1 There is an exception to this rule that permits a non-party to raise a claim of fraud on the court. Southerland, 628 F.2d at 980 (citing Root Refining Co. v. Universal Oil Prods. Co., 169 F.2d 514, 522–25 (3d Cir. 1948), cert. denied, 335 U.S. 912 (1949)). But Timmon does not present any specific allegations of fraud on the court, nor are her conclusory statements supported by evidence. This falls short of what is required by the Sixth Circuit to show fraud on the court. See Workman v. Bell, 245 F. 3d 849, 852 (6th Cir. 2001). The Court will accordingly deny Timmon’s request for relief from the

consent decree to the extent she is seeking relief under Rule 60. B. Rule 24(a) Timmon does not explicitly frame her filing as a motion to intervene pursuant to Rule 24 of the Federal Rules of Civil Procedure, but the Court will nonetheless assess whether she should be permitted to intervene in this lawsuit. Considering the factors relevant to assessing motions to intervene, even if Timmon’s motion is generously construed as a motion to intervene it would be untimely.

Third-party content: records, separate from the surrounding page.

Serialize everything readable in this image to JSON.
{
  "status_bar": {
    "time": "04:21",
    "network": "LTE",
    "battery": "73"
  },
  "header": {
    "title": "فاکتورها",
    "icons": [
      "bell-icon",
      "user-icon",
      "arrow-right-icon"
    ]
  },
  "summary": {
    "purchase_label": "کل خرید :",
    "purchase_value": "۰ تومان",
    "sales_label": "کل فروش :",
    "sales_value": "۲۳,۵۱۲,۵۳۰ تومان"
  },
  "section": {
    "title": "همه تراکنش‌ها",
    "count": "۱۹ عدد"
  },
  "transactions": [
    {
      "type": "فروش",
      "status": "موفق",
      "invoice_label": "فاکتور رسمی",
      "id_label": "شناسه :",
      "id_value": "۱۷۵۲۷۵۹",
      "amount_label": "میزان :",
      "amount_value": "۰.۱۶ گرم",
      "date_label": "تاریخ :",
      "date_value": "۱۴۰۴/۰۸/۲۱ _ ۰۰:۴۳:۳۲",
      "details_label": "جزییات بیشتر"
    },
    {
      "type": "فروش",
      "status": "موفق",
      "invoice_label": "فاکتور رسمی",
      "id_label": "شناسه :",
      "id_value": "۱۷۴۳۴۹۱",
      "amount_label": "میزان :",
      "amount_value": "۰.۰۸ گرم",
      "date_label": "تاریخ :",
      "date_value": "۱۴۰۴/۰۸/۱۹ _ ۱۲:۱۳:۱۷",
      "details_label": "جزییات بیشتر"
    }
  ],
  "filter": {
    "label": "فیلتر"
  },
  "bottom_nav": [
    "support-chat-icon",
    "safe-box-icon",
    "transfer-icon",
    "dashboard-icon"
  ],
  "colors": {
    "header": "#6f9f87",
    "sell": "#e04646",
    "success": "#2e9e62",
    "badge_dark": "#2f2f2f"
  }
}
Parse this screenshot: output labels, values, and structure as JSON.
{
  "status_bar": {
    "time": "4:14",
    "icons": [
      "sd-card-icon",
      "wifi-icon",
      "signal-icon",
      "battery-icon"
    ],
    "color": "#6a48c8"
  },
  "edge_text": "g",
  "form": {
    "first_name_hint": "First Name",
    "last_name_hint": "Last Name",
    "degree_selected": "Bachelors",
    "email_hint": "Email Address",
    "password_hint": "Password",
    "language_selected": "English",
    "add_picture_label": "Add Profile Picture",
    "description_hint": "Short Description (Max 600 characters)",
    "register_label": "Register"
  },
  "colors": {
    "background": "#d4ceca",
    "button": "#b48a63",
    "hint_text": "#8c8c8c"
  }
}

Rule 24(a) of the Federal Rules of Civil Procedure permits an individual to intervene in a lawsuit “[o]n timely motion” if she “is given an unconditional right to intervene by a federal statute” or “claims an interest relating to the property or transaction that is the subject of the action, and is so situated that disposing of the action may as a practical matter impair or impede the movant’s ability to protect its interest, unless existing parties adequately represent that interest.” If the motion to intervene is untimely, the court must deny it. United States v. City of Detroit, 712 F.3d 925, 930 (6th Cir. 2013) (citing Mich. Ass’n for Retarded

Citizens v. Smith, 657 F.2d 102, 105 (6th Cir. 1981)). Assessing timeliness is “a matter within the sound discretion of the court” and is reviewed only for abuse of discretion. City of Detroit, 712 F.3d at 930. Factors relevant to determining timeliness of a motion to intervene include: “(1) the point to which the suit has progressed; (2) the purpose for which intervention is sought; (3) the length of time preceding

the application during which the proposed intervenor knew or reasonably should have known of his or her interest in the case; (4) the prejudice to the original parties due to the proposed intervenor’s failure, after he or she knew or reasonably should have known of his or her interest in the case, to apply promptly for intervention; and (5) the existence of unusual circumstances mitigating against or in favor of intervention.” Grubbs v. Norris, 870 F.2d 343, 345–46 (6th Cir. 1989). Although courts may permit intervention even after final judgment has been entered, they may do so

only “for the limited purpose of appeal” or “to participate in future remedial proceedings.” City of Detroit, 712 F.3d at 932 (citing United Airlines, Inc. v.